Welcome to the latest installment of NYT CorrectionWatch(tm), in which a minor blunder produces minor hilarity and profound self-flagellation:
Because of an editing error, an article on Wednesday about a 50th-anniversary edition of the book The Elements of Style misspelled part of the publisher's name. The publisher is Pearson/Longman, not Pierson/Longman.
The article also overlooked an element of style in The New York Times Manual of Style and Usage in referring to Roger Angell's introduction for the fourth edition of the book. He wrote the foreword, not the "forward." (As the Times stylebook notes, a "foreword" is the word before Chapter 1.)
Error #1: A teensy gaffe: forgiven, I guess, but I suspect Pearson's eating his/her hat right now. It's not my job to forgive any error, for this is indeed CorrectionWatch, and if you call my attention to it, I'm duty-bound to slap you on the wrist. But the second paragraph is where the comedy comes in.
Error #2: Who's writing the Corrections? Perhaps someone with something close to a sense of humor, as not only is the error pointed out (the article used "forward" when it should have been "foreword") but it is noted that this distinction is clearly stated in the TIMES stylebook.

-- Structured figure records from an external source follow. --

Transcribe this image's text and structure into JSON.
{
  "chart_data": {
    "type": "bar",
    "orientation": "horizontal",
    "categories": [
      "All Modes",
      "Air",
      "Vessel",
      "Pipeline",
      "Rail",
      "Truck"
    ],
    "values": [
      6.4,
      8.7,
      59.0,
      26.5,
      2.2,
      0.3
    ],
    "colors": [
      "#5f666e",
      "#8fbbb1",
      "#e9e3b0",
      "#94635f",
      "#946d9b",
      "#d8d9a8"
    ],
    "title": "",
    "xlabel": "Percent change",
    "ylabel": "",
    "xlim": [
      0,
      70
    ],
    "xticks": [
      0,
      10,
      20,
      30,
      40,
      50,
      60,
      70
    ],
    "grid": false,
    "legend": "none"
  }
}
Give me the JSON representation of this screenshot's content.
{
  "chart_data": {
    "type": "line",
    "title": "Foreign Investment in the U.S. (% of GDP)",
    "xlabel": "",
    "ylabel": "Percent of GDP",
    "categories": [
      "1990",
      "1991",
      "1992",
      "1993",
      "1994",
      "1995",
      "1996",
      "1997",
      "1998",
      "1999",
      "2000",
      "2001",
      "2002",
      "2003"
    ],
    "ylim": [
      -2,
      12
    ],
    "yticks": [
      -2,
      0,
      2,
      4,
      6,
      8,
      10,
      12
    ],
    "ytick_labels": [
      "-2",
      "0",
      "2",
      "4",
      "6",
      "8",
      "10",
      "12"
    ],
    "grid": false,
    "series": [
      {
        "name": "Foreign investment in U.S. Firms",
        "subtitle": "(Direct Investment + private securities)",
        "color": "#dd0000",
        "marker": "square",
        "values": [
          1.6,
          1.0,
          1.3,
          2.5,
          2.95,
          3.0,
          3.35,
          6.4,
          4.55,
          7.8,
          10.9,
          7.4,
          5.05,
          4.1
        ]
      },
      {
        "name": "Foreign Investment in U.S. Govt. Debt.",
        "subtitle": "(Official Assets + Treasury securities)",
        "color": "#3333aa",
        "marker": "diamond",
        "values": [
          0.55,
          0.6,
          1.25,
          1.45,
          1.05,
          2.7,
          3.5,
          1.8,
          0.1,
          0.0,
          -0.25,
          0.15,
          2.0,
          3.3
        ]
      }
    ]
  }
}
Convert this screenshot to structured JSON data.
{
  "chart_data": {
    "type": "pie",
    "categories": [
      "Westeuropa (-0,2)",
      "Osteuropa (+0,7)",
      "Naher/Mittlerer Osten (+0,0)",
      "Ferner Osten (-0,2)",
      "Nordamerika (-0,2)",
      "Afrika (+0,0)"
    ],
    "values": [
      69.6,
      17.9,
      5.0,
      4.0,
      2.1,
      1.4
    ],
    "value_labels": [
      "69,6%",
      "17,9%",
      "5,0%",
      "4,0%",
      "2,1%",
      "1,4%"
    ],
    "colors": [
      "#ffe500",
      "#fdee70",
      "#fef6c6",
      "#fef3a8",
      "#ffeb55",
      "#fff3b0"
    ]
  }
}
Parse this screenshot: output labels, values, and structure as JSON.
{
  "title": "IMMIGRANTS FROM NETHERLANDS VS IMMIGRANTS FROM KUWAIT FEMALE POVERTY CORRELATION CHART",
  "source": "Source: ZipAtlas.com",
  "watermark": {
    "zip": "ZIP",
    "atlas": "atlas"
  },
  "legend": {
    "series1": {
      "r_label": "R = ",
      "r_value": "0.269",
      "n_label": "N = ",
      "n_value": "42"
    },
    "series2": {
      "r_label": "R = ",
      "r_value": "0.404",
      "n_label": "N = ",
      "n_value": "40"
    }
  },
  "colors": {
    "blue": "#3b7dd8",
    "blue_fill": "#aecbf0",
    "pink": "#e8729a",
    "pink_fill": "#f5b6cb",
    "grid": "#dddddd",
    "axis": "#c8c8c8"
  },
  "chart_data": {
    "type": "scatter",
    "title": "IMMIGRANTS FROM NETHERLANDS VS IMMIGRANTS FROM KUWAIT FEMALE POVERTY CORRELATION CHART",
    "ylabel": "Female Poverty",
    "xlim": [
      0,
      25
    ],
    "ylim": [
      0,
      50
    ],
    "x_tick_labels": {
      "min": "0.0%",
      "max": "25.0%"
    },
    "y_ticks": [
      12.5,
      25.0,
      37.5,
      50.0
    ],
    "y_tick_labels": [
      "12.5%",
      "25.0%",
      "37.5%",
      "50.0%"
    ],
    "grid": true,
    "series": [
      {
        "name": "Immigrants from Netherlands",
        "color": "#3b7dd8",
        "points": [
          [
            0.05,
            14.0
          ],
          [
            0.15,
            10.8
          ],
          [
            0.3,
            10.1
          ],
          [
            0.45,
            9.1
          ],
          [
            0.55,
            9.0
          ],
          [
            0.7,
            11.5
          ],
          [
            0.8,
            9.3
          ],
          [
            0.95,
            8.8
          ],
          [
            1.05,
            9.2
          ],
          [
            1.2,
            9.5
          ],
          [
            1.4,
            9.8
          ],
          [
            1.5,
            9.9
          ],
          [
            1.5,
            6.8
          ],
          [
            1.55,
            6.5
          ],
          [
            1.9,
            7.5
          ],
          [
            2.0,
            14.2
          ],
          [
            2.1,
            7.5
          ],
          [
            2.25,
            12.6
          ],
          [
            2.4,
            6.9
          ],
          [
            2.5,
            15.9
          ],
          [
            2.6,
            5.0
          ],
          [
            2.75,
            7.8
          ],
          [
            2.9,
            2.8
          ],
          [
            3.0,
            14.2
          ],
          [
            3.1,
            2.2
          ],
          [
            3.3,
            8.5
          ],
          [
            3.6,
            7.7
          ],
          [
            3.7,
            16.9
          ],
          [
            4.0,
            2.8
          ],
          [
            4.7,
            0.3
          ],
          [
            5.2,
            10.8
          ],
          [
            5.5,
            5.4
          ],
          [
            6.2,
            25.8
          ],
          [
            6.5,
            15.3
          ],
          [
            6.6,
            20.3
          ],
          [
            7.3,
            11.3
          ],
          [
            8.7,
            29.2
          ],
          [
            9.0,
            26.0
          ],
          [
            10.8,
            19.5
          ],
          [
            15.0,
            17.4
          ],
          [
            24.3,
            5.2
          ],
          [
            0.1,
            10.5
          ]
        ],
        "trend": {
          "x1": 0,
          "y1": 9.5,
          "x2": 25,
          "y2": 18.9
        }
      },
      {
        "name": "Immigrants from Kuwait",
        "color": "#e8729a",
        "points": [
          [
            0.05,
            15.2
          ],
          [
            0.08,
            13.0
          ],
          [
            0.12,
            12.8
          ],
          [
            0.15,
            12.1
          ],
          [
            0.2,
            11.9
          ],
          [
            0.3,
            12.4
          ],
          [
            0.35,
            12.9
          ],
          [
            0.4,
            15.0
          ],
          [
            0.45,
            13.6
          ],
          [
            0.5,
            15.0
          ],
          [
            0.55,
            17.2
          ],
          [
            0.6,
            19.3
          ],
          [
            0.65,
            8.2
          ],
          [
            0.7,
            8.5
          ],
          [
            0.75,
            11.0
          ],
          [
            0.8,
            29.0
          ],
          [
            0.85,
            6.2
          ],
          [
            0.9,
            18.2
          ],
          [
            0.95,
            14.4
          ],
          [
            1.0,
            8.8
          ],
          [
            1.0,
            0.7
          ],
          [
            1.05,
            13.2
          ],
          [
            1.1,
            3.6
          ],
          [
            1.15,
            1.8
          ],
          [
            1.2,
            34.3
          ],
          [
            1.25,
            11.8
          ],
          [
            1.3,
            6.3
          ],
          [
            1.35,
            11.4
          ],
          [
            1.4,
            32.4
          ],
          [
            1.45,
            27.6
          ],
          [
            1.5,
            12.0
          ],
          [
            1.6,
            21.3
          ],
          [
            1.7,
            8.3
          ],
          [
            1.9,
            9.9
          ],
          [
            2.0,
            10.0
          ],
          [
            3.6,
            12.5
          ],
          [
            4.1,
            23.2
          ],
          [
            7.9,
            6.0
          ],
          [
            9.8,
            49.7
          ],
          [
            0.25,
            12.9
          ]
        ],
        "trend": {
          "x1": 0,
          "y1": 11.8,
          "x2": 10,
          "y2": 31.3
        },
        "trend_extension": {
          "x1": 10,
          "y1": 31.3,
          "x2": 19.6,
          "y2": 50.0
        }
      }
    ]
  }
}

I enjoy how the editor (never named! never blamed!) is not only singled out, but the source that would have prevented this grave oversight is also named. Is it just an attempt to imitate the chuckly, style-referential parentheticals with which the reporter was permitted to clutter the piece (charming? cloying?), or is the Corrections editor keen to get a plug in for the New York Times Manual of Style, to, in effect, steal a little of The Elements of Style's thunder on its 50th birthday? The Grey Lady would never stoop to such antics! Or would she?
PS Not even a brief mention of the devastatingly beautiful, Times contributor Maira Kalman-illustrated version from 2005?